Micron Slides After Memory-Chip Maker Delivers Weak Forecast


(Bloomberg) — Micron Technology Inc., the largest U.S. maker of memory chips, fell in late trading after slowing demand from personal-computer makers hurt its forecast.Sales will be about $7.65 billion in the period ending in November, Micron said Tuesday in a statement. That compares with an average analyst estimate of $8.57 billion, according to data compiled by Bloomberg. Excluding certain items, profit will be $2 to $2.10 a share, compared with a projection of $2.56.

The dimmer outlook suggests that slowing demand among PC makers is taking a toll. The memory chip industry is known for its dramatic boom-and-bust cycles, which make earnings hard to predict. But Micron Chief Executive Officer Sanjay Mehrotra has argued that the wild swings between shortages and gluts have moderated because a wider variety of devices use the company’s chips now.

The stock fell as much as 7% to $67.99 in extended trading following the announcement. It had been down 2.8% this year, compared with a 19% advance by the Philadelphia Stock Exchange Semiconductor Index.

A slowing of orders from PC makers is a short-term issue, according to Mehrotra. Some of his customers are struggling to get other types of components, meaning they can’t build all of the laptops and desktops that have been ordered. That’s led them to reduce memory inventory. The situation will reverse when industrywide shortages ease in the coming months, he said.

“PC is just one market but we have all of these other strong markets as well,” Mehrotra said in an interview. “The industry — memory and storage — is a different place today from in the past.”

Mehrotra said Micron isn’t expecting PC growth to continue at the frantic pace of the last year, but will settle at a much higher level of unit shipments than in the past. And other markets, such as automotive and industrial equipment, are growing quickly. Data centers have already overtaken PC to become the biggest user of memory, Mehrotra noted.

Even before Tuesday’s news, Micron’s shares have lagged behind a broader run-up for chip stocks. Investors have remained cautious about the long-term prospects for companies in historically the most volatile part of the $400 billion industry.

Micron is coming off a surge in fiscal 2021, when heavy demand allowed the company to charge more. Its sales were $27.7 billion in the period, a record level and more than twice the total from five years ago. Over the years, the Boise, Idaho-based company has reported sales declines of more than 20% and gains of as much as 80%.

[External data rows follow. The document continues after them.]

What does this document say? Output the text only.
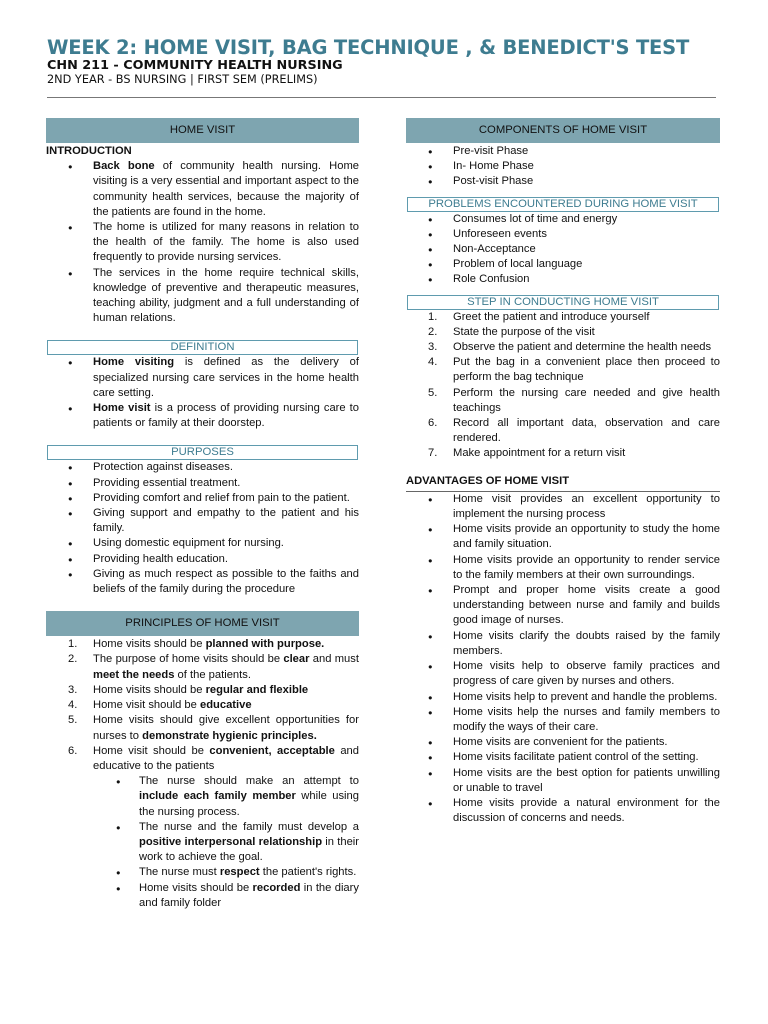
WEEK 2: HOME VISIT, BAG TECHNIQUE , & BENEDICT'S TEST
CHN 211 - COMMUNITY HEALTH NURSING
2ND YEAR - BS NURSING | FIRST SEM (PRELIMS)
HOME VISIT
INTRODUCTION
● Back bone of community health nursing. Home visiting is a very essential and important aspect to the community health services, because the majority of the patients are found in the home.
● The home is utilized for many reasons in relation to the health of the family. The home is also used frequently to provide nursing services.
● The services in the home require technical skills, knowledge of preventive and therapeutic measures, teaching ability, judgment and a full understanding of human relations.
DEFINITION
● Home visiting is defined as the delivery of specialized nursing care services in the home health care setting.
● Home visit is a process of providing nursing care to patients or family at their doorstep.
PURPOSES
● Protection against diseases.
● Providing essential treatment.
● Providing comfort and relief from pain to the patient.
● Giving support and empathy to the patient and his family.
● Using domestic equipment for nursing.
● Providing health education.
● Giving as much respect as possible to the faiths and beliefs of the family during the procedure
PRINCIPLES OF HOME VISIT
1. Home visits should be planned with purpose.
2. The purpose of home visits should be clear and must meet the needs of the patients.
3. Home visits should be regular and flexible
4. Home visit should be educative
5. Home visits should give excellent opportunities for nurses to demonstrate hygienic principles.
6. Home visit should be convenient, acceptable and educative to the patients
● The nurse should make an attempt to include each family member while using the nursing process.
● The nurse and the family must develop a positive interpersonal relationship in their work to achieve the goal.
● The nurse must respect the patient's rights.
● Home visits should be recorded in the diary and family folder
COMPONENTS OF HOME VISIT
● Pre-visit Phase
● In- Home Phase
● Post-visit Phase
PROBLEMS ENCOUNTERED DURING HOME VISIT
● Consumes lot of time and energy
● Unforeseen events
● Non-Acceptance
● Problem of local language
● Role Confusion
STEP IN CONDUCTING HOME VISIT
1. Greet the patient and introduce yourself
2. State the purpose of the visit
3. Observe the patient and determine the health needs
4. Put the bag in a convenient place then proceed to perform the bag technique
5. Perform the nursing care needed and give health teachings
6. Record all important data, observation and care rendered.
7. Make appointment for a return visit
ADVANTAGES OF HOME VISIT
● Home visit provides an excellent opportunity to implement the nursing process
● Home visits provide an opportunity to study the home and family situation.
● Home visits provide an opportunity to render service to the family members at their own surroundings.
● Prompt and proper home visits create a good understanding between nurse and family and builds good image of nurses.
● Home visits clarify the doubts raised by the family members.
● Home visits help to observe family practices and progress of care given by nurses and others.
● Home visits help to prevent and handle the problems.
● Home visits help the nurses and family members to modify the ways of their care.
● Home visits are convenient for the patients.
● Home visits facilitate patient control of the setting.
● Home visits are the best option for patients unwilling or unable to travel
● Home visits provide a natural environment for the discussion of concerns and needs.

In the fiscal fourth quarter, Micron posted revenue of $8.27 billion, up 36% from a year earlier. Net income was $2.72 billion, or $2.39 a share, in the period, which ended Sept. 2. Micron is part of a global semiconductor supply chain that’s struggled to keep up with the pace of orders — partly due to the pandemic. The shift to working from home spurred the need for technology, and production has also been disrupted by new flare-ups of Covid-19, which has caused factory shutdowns in hubs such as Malaysia.

Investors have expressed concern that the memory-chip boom was fueled in part by customers’ panic buying the products and hoarding inventory. Micron’s CEO said inventory levels are fine across his customers and low at memory producers.

Micron competes with South Korea’s Samsung Electronics Co. and SK Hynix Inc., and Japan’s Kioxia Holdings Corp. in a memory-chip market that has consolidated over the past decade. Samsung dominates production of both major types of chips, making it the world’s second-largest overall chipmaker, behind Intel Corp. DRAM chips hold data temporarily, helping processors crunch data. Nand-style flash memory, meanwhile, acts as permanent storage in phones and computers.